The January launch of the CBDX saw a surprising number of retail investors participate with and an average trade size of a ‘couple of grand’, said Mr McNeil.
He continued: “Over the first few weeks it was attracting a million dollars every two days, before Covid-19 struck and the global markets nose-dived.
“We are starting to see some good values coming back and increased interest from the professional end of the market; private banking, wealth management and institutional investors.
“The big cannabis bubble has popped, bit it’s now on it way back and the valuations are a bit more realistic.”
Slow Rugby Defences And Illiquid ETFs
Purpose and HANetf provide regular, unique content for fund members and recently launched a webinar programme to help educate investors on the emerging cannabis sector.
It will also be looking to include European cannabis stocks, as the industry progresses. “The whole global market is on our radar,” says Mr McNeil.
However, there needs to be liquidity in the stocks and the general rule of thumb is a daily trade for each individual stock of around $200,000.
“I’m a big rugby fan,” says Mr McNeil. “They say in rugby that your defence is only as good as you slowest man.
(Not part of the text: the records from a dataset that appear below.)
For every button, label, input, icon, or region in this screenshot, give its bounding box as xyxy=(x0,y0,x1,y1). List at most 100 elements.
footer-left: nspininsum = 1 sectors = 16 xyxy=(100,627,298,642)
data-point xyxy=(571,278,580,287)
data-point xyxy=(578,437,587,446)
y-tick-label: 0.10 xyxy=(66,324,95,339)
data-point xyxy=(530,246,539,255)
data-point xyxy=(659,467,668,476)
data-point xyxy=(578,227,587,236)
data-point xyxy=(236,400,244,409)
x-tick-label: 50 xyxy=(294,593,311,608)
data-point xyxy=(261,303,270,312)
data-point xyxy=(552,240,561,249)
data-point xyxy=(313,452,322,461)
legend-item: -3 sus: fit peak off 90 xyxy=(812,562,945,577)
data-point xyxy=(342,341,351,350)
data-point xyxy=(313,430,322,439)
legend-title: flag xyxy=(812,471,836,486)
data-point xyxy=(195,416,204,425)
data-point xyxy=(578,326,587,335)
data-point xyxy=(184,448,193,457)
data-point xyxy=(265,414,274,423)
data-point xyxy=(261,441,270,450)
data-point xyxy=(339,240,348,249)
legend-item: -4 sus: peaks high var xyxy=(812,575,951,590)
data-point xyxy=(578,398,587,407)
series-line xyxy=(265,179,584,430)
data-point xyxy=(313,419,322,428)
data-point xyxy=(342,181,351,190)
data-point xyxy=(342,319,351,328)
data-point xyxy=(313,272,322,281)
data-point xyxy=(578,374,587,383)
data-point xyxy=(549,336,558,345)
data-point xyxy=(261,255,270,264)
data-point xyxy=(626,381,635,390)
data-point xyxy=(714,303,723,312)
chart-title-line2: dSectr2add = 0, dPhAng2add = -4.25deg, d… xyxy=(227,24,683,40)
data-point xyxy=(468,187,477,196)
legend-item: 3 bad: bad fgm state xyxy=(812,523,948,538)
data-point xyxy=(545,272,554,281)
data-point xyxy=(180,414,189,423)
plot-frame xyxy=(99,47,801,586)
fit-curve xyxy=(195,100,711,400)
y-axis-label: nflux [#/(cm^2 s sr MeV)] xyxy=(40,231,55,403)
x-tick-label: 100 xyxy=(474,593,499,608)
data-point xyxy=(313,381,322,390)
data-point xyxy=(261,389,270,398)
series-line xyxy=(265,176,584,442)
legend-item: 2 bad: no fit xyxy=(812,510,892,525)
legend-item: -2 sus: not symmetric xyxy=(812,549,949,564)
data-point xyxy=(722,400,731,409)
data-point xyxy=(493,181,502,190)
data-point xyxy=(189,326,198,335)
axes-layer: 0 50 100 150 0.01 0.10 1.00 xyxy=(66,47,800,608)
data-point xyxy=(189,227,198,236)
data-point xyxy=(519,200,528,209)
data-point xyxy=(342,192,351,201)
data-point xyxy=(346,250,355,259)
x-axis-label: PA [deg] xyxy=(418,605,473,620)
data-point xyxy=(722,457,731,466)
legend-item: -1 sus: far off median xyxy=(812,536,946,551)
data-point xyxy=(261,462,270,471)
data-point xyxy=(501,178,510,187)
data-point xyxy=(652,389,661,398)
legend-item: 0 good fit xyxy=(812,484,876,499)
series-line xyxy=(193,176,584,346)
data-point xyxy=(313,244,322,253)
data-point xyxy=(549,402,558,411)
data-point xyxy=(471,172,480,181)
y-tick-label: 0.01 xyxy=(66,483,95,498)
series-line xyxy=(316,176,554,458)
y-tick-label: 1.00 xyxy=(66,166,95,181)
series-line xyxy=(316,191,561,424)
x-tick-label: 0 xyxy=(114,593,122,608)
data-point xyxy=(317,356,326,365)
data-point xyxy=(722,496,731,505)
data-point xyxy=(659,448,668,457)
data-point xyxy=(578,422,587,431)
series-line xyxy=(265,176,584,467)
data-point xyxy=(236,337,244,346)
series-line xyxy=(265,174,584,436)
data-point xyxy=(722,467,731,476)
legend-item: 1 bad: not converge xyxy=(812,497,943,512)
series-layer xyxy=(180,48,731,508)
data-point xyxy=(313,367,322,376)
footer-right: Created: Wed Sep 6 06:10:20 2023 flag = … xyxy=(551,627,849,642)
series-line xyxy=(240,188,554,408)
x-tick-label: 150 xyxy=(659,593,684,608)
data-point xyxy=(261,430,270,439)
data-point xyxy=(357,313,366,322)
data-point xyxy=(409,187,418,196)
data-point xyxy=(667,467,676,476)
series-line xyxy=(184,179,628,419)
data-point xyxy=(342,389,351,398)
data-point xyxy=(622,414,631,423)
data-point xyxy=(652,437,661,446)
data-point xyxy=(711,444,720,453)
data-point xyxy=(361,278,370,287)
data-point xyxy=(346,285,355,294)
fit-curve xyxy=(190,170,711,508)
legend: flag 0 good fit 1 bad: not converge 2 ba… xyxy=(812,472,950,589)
It’s the same with an ETF; your overall liquidity is dependent on your least liquid stock.”
A native of Yarm on Teesside, Hector left Hull University to work in the London Stock Exchange in 1989 and launched his first ETF 20 years ago.
He added: “We’ve got seven ETFs, now and we’re launching another on Wednesday (June 17) – the first global physical Bitcoin – which will go well with the others.
“We’ll have gold, cannabis and Bitcoin, so all the things you want in life!” He adds, playfully.